For instance, let's say the correct equation would be:
$$Y = b_0 + b_1 X_1 + b_2 X_2 + b_3 X_3 + u$$
But we estimate the following:
$$Y = b_0 + b_1 X_1 + b_2 X_2 + e,$$
where we are omitting $X_3$ and of course its coefficient $b_3$.

Assuming that ${\rm Cov}(X_3, X_2) \ne 0$, how is it possible to prove that ${\rm Cov}(X_2,e) \ne 0$ and therefore $X_2$ is endogenous due to OVB, instead of just calculating the amount of bias in $b_2$?

Best Answer

To prove this, start from the probability limit of the OLS estimator. Let $X$ denote the full matrix of regressors to be used, $[1,X_1,X_2]$, and let $e \equiv u + b_3 X_3$. Also, let $b$ be the parameters we are trying to estimate, i.e. $b = (b_0,b_1,b_2)$.
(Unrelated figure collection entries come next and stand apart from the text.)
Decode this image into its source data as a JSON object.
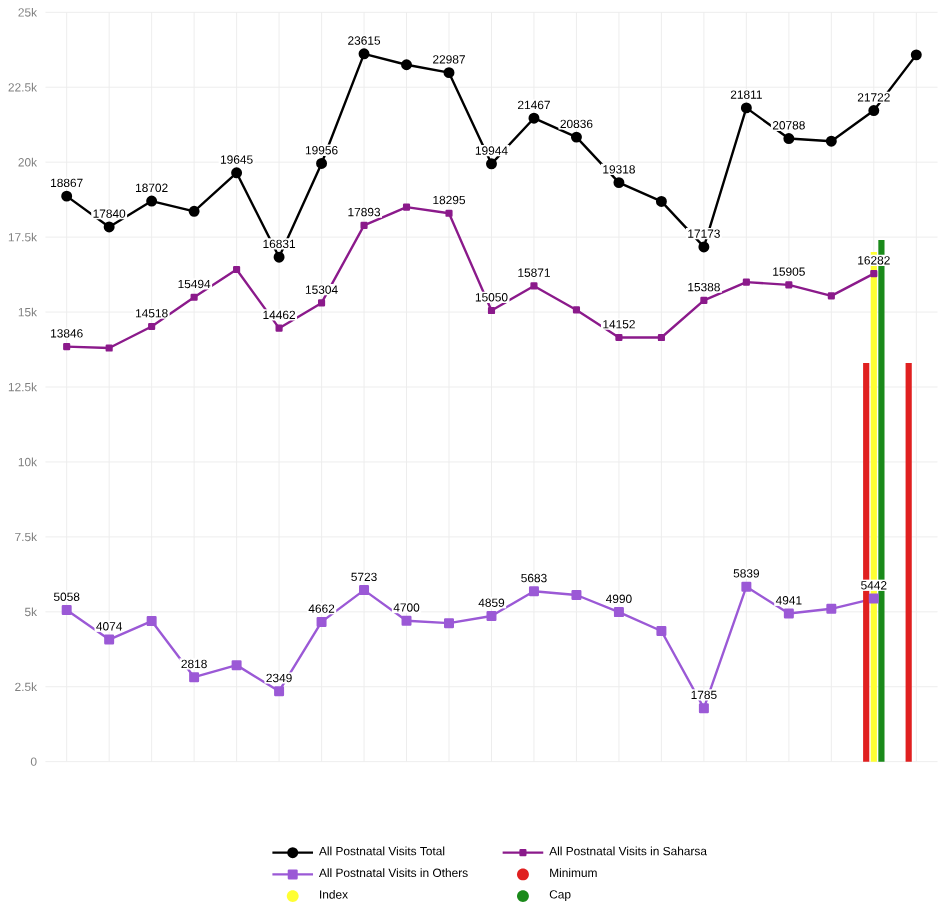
{
  "chart_data": {
    "type": "line",
    "categories": [
      null,
      null,
      null,
      null,
      null,
      null,
      null,
      null,
      null,
      null,
      null,
      null,
      null,
      null,
      null,
      null,
      null,
      null,
      null,
      null,
      null
    ],
    "series": [
      {
        "name": "All Postnatal Visits Total",
        "color": "#000000",
        "marker": "circle",
        "values": [
          18867,
          17840,
          18702,
          18360,
          19645,
          16831,
          19956,
          23615,
          23250,
          22987,
          19944,
          21467,
          20836,
          19318,
          18690,
          17173,
          21811,
          20788,
          20700,
          21722,
          23580
        ],
        "value_labels": [
          "18867",
          "17840",
          "18702",
          null,
          "19645",
          "16831",
          "19956",
          "23615",
          null,
          "22987",
          "19944",
          "21467",
          "20836",
          "19318",
          null,
          "17173",
          "21811",
          "20788",
          null,
          "21722",
          null
        ]
      },
      {
        "name": "All Postnatal Visits in Saharsa",
        "color": "#8b1a8b",
        "marker": "square",
        "values": [
          13846,
          13800,
          14518,
          15494,
          16420,
          14462,
          15304,
          17893,
          18500,
          18295,
          15050,
          15871,
          15070,
          14152,
          14150,
          15388,
          16000,
          15905,
          15540,
          16282,
          null
        ],
        "value_labels": [
          "13846",
          null,
          "14518",
          "15494",
          null,
          "14462",
          "15304",
          "17893",
          null,
          "18295",
          "15050",
          "15871",
          null,
          "14152",
          null,
          "15388",
          null,
          "15905",
          null,
          "16282",
          null
        ]
      },
      {
        "name": "All Postnatal Visits in Others",
        "color": "#9b59d6",
        "marker": "square",
        "values": [
          5058,
          4074,
          4690,
          2818,
          3220,
          2349,
          4662,
          5723,
          4700,
          4620,
          4859,
          5683,
          5560,
          4990,
          4360,
          1785,
          5839,
          4941,
          5100,
          5442,
          null
        ],
        "value_labels": [
          "5058",
          "4074",
          null,
          "2818",
          null,
          "2349",
          "4662",
          "5723",
          "4700",
          null,
          "4859",
          "5683",
          null,
          "4990",
          null,
          "1785",
          "5839",
          "4941",
          null,
          "5442",
          null
        ]
      },
      {
        "name": "Minimum",
        "type": "bar",
        "color": "#e02020",
        "values": [
          null,
          null,
          null,
          null,
          null,
          null,
          null,
          null,
          null,
          null,
          null,
          null,
          null,
          null,
          null,
          null,
          null,
          null,
          null,
          13300,
          13300
        ]
      },
      {
        "name": "Index",
        "type": "bar",
        "color": "#ffff33",
        "values": [
          null,
          null,
          null,
          null,
          null,
          null,
          null,
          null,
          null,
          null,
          null,
          null,
          null,
          null,
          null,
          null,
          null,
          null,
          null,
          17000,
          null
        ]
      },
      {
        "name": "Cap",
        "type": "bar",
        "color": "#1a8a1a",
        "values": [
          null,
          null,
          null,
          null,
          null,
          null,
          null,
          null,
          null,
          null,
          null,
          null,
          null,
          null,
          null,
          null,
          null,
          null,
          null,
          17400,
          null
        ]
      }
    ],
    "ylim": [
      0,
      25000
    ],
    "yticks": [
      {
        "value": 0,
        "label": "0"
      },
      {
        "value": 2500,
        "label": "2.5k"
      },
      {
        "value": 5000,
        "label": "5k"
      },
      {
        "value": 7500,
        "label": "7.5k"
      },
      {
        "value": 10000,
        "label": "10k"
      },
      {
        "value": 12500,
        "label": "12.5k"
      },
      {
        "value": 15000,
        "label": "15k"
      },
      {
        "value": 17500,
        "label": "17.5k"
      },
      {
        "value": 20000,
        "label": "20k"
      },
      {
        "value": 22500,
        "label": "22.5k"
      },
      {
        "value": 25000,
        "label": "25k"
      }
    ],
    "grid": true,
    "legend": "bottom"
  }
}
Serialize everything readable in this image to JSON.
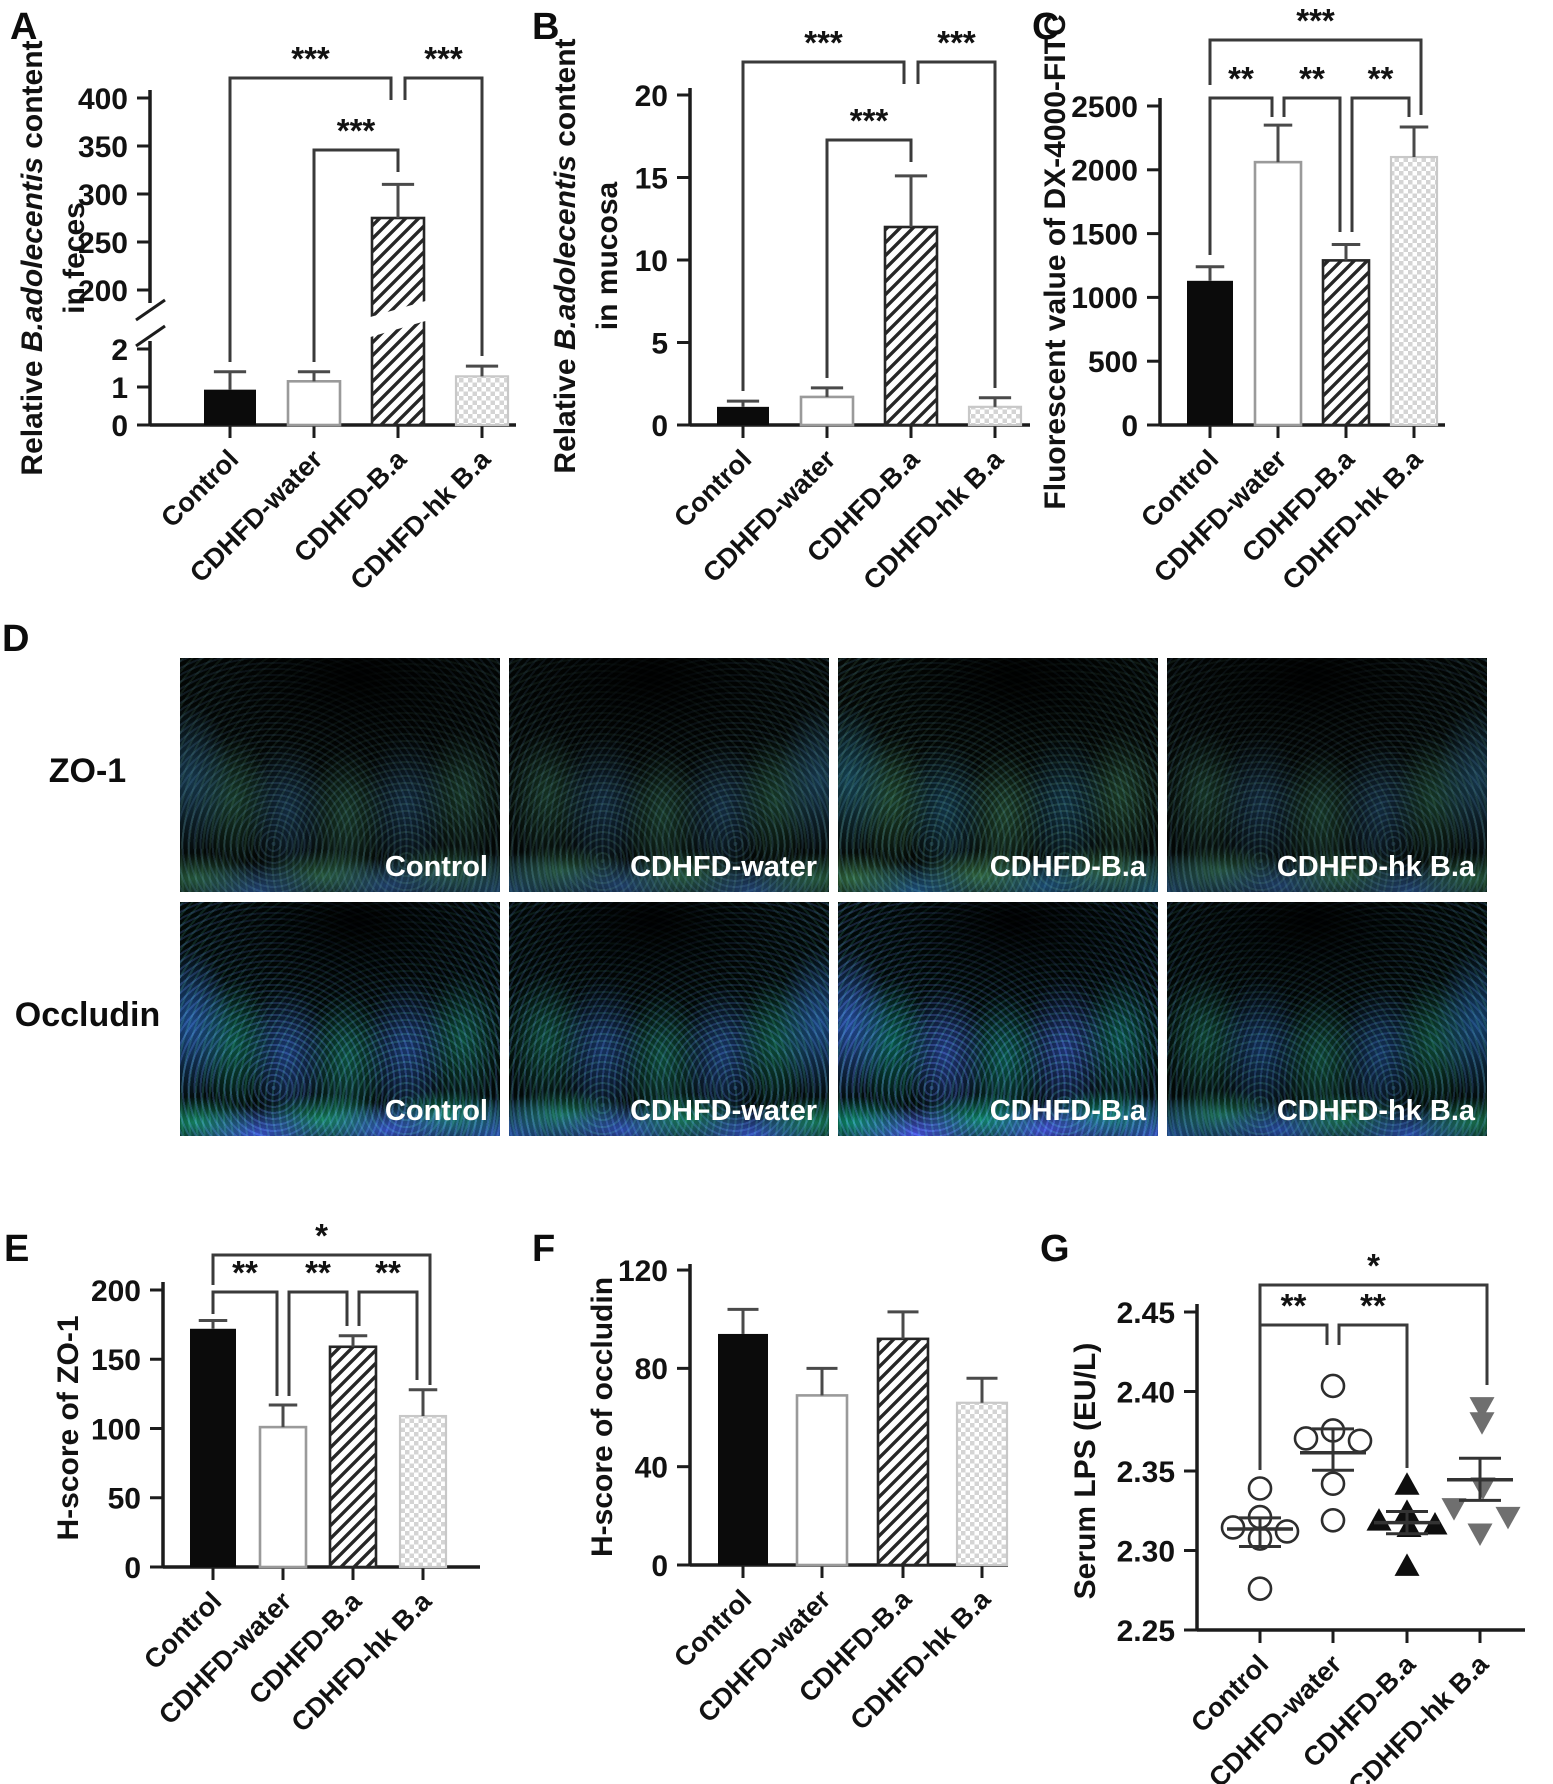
{
  "panels": {
    "A": "A",
    "B": "B",
    "C": "C",
    "D": "D",
    "E": "E",
    "F": "F",
    "G": "G"
  },
  "groups": [
    "Control",
    "CDHFD-water",
    "CDHFD-B.a",
    "CDHFD-hk B.a"
  ],
  "colors": {
    "bar_black": "#0b0b0b",
    "bar_open_stroke": "#9a9a9a",
    "hatch_stroke": "#262626",
    "checker_fill": "#d4d4d4",
    "checker_stroke": "#c8c8c8",
    "axis": "#1c1c1c",
    "error_bar": "#4a4a4a",
    "bracket": "#3a3a3a",
    "scatter_gray": "#6f6f6f",
    "micrograph_blue": "#3872c2",
    "micrograph_green": "#3c9a66",
    "tile_label": "#ffffff"
  },
  "chart_data": [
    {
      "panel": "A",
      "type": "bar",
      "ylabel": {
        "pre": "Relative ",
        "italic": "B.adolecentis",
        "post": " content",
        "line2": "in feces"
      },
      "categories": [
        "Control",
        "CDHFD-water",
        "CDHFD-B.a",
        "CDHFD-hk B.a"
      ],
      "bar_styles": [
        "solid",
        "open",
        "hatch",
        "checker"
      ],
      "values": [
        0.93,
        1.15,
        275,
        1.28
      ],
      "errors": [
        0.47,
        0.25,
        35,
        0.27
      ],
      "axis_break": true,
      "yticks_lower": [
        0,
        1,
        2
      ],
      "yticks_upper": [
        200,
        250,
        300,
        350,
        400
      ],
      "significance": [
        {
          "from": 0,
          "to": 2,
          "label": "***"
        },
        {
          "from": 1,
          "to": 2,
          "label": "***"
        },
        {
          "from": 2,
          "to": 3,
          "label": "***"
        }
      ]
    },
    {
      "panel": "B",
      "type": "bar",
      "ylabel": {
        "pre": "Relative ",
        "italic": "B.adolecentis",
        "post": " content",
        "line2": "in mucosa"
      },
      "categories": [
        "Control",
        "CDHFD-water",
        "CDHFD-B.a",
        "CDHFD-hk B.a"
      ],
      "bar_styles": [
        "solid",
        "open",
        "hatch",
        "checker"
      ],
      "values": [
        1.1,
        1.7,
        12,
        1.1
      ],
      "errors": [
        0.35,
        0.55,
        3.1,
        0.55
      ],
      "yticks": [
        0,
        5,
        10,
        15,
        20
      ],
      "significance": [
        {
          "from": 0,
          "to": 2,
          "label": "***"
        },
        {
          "from": 1,
          "to": 2,
          "label": "***"
        },
        {
          "from": 2,
          "to": 3,
          "label": "***"
        }
      ]
    },
    {
      "panel": "C",
      "type": "bar",
      "ylabel": "Fluorescent value of DX-4000-FITC",
      "categories": [
        "Control",
        "CDHFD-water",
        "CDHFD-B.a",
        "CDHFD-hk B.a"
      ],
      "bar_styles": [
        "solid",
        "open",
        "hatch",
        "checker"
      ],
      "values": [
        1130,
        2060,
        1290,
        2100
      ],
      "errors": [
        110,
        290,
        125,
        235
      ],
      "yticks": [
        0,
        500,
        1000,
        1500,
        2000,
        2500
      ],
      "significance": [
        {
          "from": 0,
          "to": 3,
          "label": "***"
        },
        {
          "from": 0,
          "to": 1,
          "label": "**"
        },
        {
          "from": 1,
          "to": 2,
          "label": "**"
        },
        {
          "from": 2,
          "to": 3,
          "label": "**"
        }
      ]
    },
    {
      "panel": "E",
      "type": "bar",
      "ylabel": "H-score of ZO-1",
      "categories": [
        "Control",
        "CDHFD-water",
        "CDHFD-B.a",
        "CDHFD-hk B.a"
      ],
      "bar_styles": [
        "solid",
        "open",
        "hatch",
        "checker"
      ],
      "values": [
        172,
        101,
        159,
        109
      ],
      "errors": [
        6,
        16,
        8,
        19
      ],
      "yticks": [
        0,
        50,
        100,
        150,
        200
      ],
      "significance": [
        {
          "from": 0,
          "to": 3,
          "label": "*"
        },
        {
          "from": 0,
          "to": 1,
          "label": "**"
        },
        {
          "from": 1,
          "to": 2,
          "label": "**"
        },
        {
          "from": 2,
          "to": 3,
          "label": "**"
        }
      ]
    },
    {
      "panel": "F",
      "type": "bar",
      "ylabel": "H-score of occludin",
      "categories": [
        "Control",
        "CDHFD-water",
        "CDHFD-B.a",
        "CDHFD-hk B.a"
      ],
      "bar_styles": [
        "solid",
        "open",
        "hatch",
        "checker"
      ],
      "values": [
        94,
        69,
        92,
        66
      ],
      "errors": [
        10,
        11,
        11,
        10
      ],
      "yticks": [
        0,
        40,
        80,
        120
      ],
      "significance": []
    },
    {
      "panel": "G",
      "type": "scatter",
      "ylabel": "Serum LPS (EU/L)",
      "categories": [
        "Control",
        "CDHFD-water",
        "CDHFD-B.a",
        "CDHFD-hk B.a"
      ],
      "ylim": [
        2.25,
        2.45
      ],
      "yticks": [
        2.25,
        2.3,
        2.35,
        2.4,
        2.45
      ],
      "groups": [
        {
          "name": "Control",
          "marker": "open-circle",
          "mean": 2.3135,
          "sem_hi": 2.3205,
          "sem_lo": 2.3025,
          "points": [
            {
              "dx": 0,
              "v": 2.339
            },
            {
              "dx": 0,
              "v": 2.321
            },
            {
              "dx": -27,
              "v": 2.3145
            },
            {
              "dx": 27,
              "v": 2.312
            },
            {
              "dx": 0,
              "v": 2.3075
            },
            {
              "dx": 0,
              "v": 2.276
            }
          ]
        },
        {
          "name": "CDHFD-water",
          "marker": "open-circle",
          "mean": 2.3615,
          "sem_hi": 2.3765,
          "sem_lo": 2.3505,
          "points": [
            {
              "dx": 0,
              "v": 2.4035
            },
            {
              "dx": -27,
              "v": 2.3705
            },
            {
              "dx": 0,
              "v": 2.3755
            },
            {
              "dx": 27,
              "v": 2.369
            },
            {
              "dx": 0,
              "v": 2.342
            },
            {
              "dx": 0,
              "v": 2.319
            }
          ]
        },
        {
          "name": "CDHFD-B.a",
          "marker": "triangle-up",
          "mean": 2.3175,
          "sem_hi": 2.3245,
          "sem_lo": 2.3105,
          "points": [
            {
              "dx": 0,
              "v": 2.341
            },
            {
              "dx": -28,
              "v": 2.3185
            },
            {
              "dx": 0,
              "v": 2.324
            },
            {
              "dx": 2,
              "v": 2.3145
            },
            {
              "dx": 28,
              "v": 2.316
            },
            {
              "dx": 0,
              "v": 2.29
            }
          ]
        },
        {
          "name": "CDHFD-hk B.a",
          "marker": "triangle-down-gray",
          "mean": 2.3445,
          "sem_hi": 2.358,
          "sem_lo": 2.3315,
          "points": [
            {
              "dx": 2,
              "v": 2.3905
            },
            {
              "dx": 2,
              "v": 2.381
            },
            {
              "dx": 3,
              "v": 2.34
            },
            {
              "dx": -26,
              "v": 2.327
            },
            {
              "dx": 28,
              "v": 2.3215
            },
            {
              "dx": 0,
              "v": 2.311
            }
          ]
        }
      ],
      "significance": [
        {
          "from": 0,
          "to": 3,
          "label": "*"
        },
        {
          "from": 0,
          "to": 1,
          "label": "**"
        },
        {
          "from": 1,
          "to": 2,
          "label": "**"
        }
      ]
    }
  ],
  "panel_d": {
    "rows": [
      {
        "label": "ZO-1",
        "tiles": [
          "Control",
          "CDHFD-water",
          "CDHFD-B.a",
          "CDHFD-hk B.a"
        ]
      },
      {
        "label": "Occludin",
        "tiles": [
          "Control",
          "CDHFD-water",
          "CDHFD-B.a",
          "CDHFD-hk B.a"
        ]
      }
    ]
  }
}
\begin{align*} p\lim \hat{\beta} &= p\lim \left[ (X'X)^{-1}X'Y \right] \\ &= p\lim \left[ (X'X)^{-1}X'Y \right] \\ &= p\lim \left[ (X'X)^{-1}X'(Xb + e) \right] \\ &= p\lim \left[ (X'X)^{-1}X'Xb \right] + p\lim \left[ (X'X)^{-1}X'e \right] \\ &= p\lim \left[ (X'X)^{-1}X'X \right] b + p\lim \left[ (X'X)^{-1}X'(b_3 X_3 + u) \right] \\ &= b + b_3 p\lim \left[ (X'X)^{-1}X' X_3 \right] + p\lim \left[ (X'X)^{-1}X'u \right] \\ &= b + b_3 p\lim \left[ (X'X)^{-1}X' X_3 \right] \\ &= b + b_3 \mathbb{E}(X'X)]^{-1} \mathbb{E}(X' X_3) \end{align*}

Above, a key step is of course that $p\lim \left[ (X'X)^{-1}X'u \right] =0$, which happens because

$$ p\lim \left[ (X'X)^{-1}X'u \right] = (p\lim X'X)^{-1} p\lim (X'u) = [\mathbb{E}(X'X)]^{-1} \mathbb{E}(X'u) $$, since $\mathbb{E}(X'u)=0$, which holds because the original assumption is that each of the regressors are uncorrelated with $u$ (but not necessarily $e$).

Now we see that $p\lim \hat{\beta} \ne b$ whenever $\mathbb{E}(X'X_3) \ne 0$, that is whenever there is correlation between $X_1$ and $X_3$ or between $X_2$ and $X_3$.